Парень после этих слов всё-таки взглядывает на орка — недоверчиво, будто Ййр вздумал нечестно над ним шутить. Кивает молчком и отходит — доставать миски с посудной полки. Однако странно. С виду Кнаберу сильно залегчало, ишь, даже чёрточка меж бровей разгладилась. Странный. Как будто необходимость орчаре извинения таскать прибивала парня куда крепче, чем трудная мысль, что от его кнаберского недомыслия они с Аришкой могли попасть под острые когти. Да нет, что за чушня. Просто девчура Кнаберу свойская, содружебница. Перед ней и извиняться легче.

— Рина-а, — зовёт орк, слив с макарон воду. — Иди, пожрать сготовлено!

— Сейчас, — отзывается девчура, и «рояль» весело динькает.

— Знаю я ваше «сейчас», давай жми до первой точечки — и иди! Так и будешь стрекотать, пока всё льдом зарастёт!
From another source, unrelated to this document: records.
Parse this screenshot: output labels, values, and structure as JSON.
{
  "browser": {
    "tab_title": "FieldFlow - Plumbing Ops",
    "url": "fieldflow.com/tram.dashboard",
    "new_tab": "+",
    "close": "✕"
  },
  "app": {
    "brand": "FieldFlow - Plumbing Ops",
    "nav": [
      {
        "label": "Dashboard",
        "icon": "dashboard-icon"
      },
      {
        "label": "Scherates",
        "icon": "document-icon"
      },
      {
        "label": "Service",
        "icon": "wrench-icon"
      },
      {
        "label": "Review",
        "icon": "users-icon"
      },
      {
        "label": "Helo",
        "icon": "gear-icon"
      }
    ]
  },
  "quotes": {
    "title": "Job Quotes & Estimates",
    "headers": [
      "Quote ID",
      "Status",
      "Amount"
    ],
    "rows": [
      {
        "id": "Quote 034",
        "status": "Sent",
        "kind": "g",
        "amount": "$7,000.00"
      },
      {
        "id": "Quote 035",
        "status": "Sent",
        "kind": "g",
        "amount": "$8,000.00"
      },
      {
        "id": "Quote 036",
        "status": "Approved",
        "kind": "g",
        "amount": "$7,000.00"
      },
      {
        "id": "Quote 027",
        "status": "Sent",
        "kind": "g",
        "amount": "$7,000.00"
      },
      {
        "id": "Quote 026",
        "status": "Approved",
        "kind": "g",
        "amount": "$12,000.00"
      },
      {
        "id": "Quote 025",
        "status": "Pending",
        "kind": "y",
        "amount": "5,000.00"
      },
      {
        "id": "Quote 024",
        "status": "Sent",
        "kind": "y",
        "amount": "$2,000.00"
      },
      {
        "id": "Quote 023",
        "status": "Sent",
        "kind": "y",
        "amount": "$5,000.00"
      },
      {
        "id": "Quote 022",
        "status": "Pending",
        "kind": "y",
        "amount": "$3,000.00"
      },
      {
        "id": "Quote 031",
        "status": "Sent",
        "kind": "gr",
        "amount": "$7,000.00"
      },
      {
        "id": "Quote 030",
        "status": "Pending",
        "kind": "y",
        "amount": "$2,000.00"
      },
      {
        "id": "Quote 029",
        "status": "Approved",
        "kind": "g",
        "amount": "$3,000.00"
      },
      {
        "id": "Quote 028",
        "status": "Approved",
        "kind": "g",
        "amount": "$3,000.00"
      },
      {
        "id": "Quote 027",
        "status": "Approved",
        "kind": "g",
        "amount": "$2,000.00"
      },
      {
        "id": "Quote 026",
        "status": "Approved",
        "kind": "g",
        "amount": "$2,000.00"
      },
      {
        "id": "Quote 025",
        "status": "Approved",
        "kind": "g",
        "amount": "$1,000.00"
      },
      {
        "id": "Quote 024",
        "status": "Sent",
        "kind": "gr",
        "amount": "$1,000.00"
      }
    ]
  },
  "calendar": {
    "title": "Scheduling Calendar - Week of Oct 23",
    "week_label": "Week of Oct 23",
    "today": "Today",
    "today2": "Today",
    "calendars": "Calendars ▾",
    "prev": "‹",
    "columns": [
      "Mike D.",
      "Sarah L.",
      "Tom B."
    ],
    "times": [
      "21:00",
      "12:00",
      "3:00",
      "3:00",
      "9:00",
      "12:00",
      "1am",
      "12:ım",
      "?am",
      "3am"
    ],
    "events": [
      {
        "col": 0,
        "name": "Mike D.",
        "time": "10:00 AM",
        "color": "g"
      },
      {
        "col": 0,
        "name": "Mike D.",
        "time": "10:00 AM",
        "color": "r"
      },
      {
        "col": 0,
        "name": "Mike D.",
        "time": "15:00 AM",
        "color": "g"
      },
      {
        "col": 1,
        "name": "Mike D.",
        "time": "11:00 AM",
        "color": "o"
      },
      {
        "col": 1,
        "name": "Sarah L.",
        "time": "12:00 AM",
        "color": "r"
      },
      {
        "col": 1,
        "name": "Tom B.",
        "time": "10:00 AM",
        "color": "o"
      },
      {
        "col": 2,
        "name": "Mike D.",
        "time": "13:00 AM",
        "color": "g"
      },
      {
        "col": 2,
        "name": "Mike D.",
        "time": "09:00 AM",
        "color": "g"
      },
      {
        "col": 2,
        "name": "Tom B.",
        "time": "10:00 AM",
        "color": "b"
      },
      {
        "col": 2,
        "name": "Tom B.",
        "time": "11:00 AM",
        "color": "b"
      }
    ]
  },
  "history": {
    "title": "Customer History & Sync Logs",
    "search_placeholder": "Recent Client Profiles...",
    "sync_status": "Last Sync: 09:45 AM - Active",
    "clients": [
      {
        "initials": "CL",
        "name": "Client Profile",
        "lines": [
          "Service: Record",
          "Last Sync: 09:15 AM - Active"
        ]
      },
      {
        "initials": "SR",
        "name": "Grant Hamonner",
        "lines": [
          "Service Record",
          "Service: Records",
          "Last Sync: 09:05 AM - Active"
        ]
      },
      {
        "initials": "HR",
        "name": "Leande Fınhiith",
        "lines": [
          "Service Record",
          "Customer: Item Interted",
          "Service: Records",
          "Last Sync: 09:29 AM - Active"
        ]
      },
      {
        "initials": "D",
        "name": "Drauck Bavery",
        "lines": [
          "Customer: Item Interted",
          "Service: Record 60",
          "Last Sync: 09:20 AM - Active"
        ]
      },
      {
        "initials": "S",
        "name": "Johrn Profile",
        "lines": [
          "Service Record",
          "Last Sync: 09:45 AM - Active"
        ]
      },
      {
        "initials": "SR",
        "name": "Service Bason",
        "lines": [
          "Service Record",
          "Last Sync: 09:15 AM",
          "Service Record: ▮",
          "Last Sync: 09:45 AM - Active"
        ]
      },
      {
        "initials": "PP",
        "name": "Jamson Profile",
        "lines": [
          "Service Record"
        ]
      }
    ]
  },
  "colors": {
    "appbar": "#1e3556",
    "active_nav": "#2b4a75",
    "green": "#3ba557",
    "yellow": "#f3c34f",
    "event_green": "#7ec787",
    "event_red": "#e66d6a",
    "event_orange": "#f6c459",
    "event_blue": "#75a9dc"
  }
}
— Ладно! — голос тёплый, живой. Ййру приятно знать, что ничьи вострые когти сегодня до курносой Ришки не дотянулись.

Комментарий к главе 8

* А я тем временем приношу вам свои неудобства за корявенький свой вольный пересказ некоторых фрагментов легеннннДАРНОЙ ЛедиБиГуд (Lady be good) в исполнении Эллы нашей Фитцжеральд, потому что прямо в оригинале их совать я чё-т постеснялся, а на русском я вообще не знаю, поют ли её какие-нибудь приличные люди. И таки да, более ранняя версия этой песенки очень даже бодрая и бешено джазовая. Но мы хором со страфилями больше любим как раз балладу — томную и протяжную.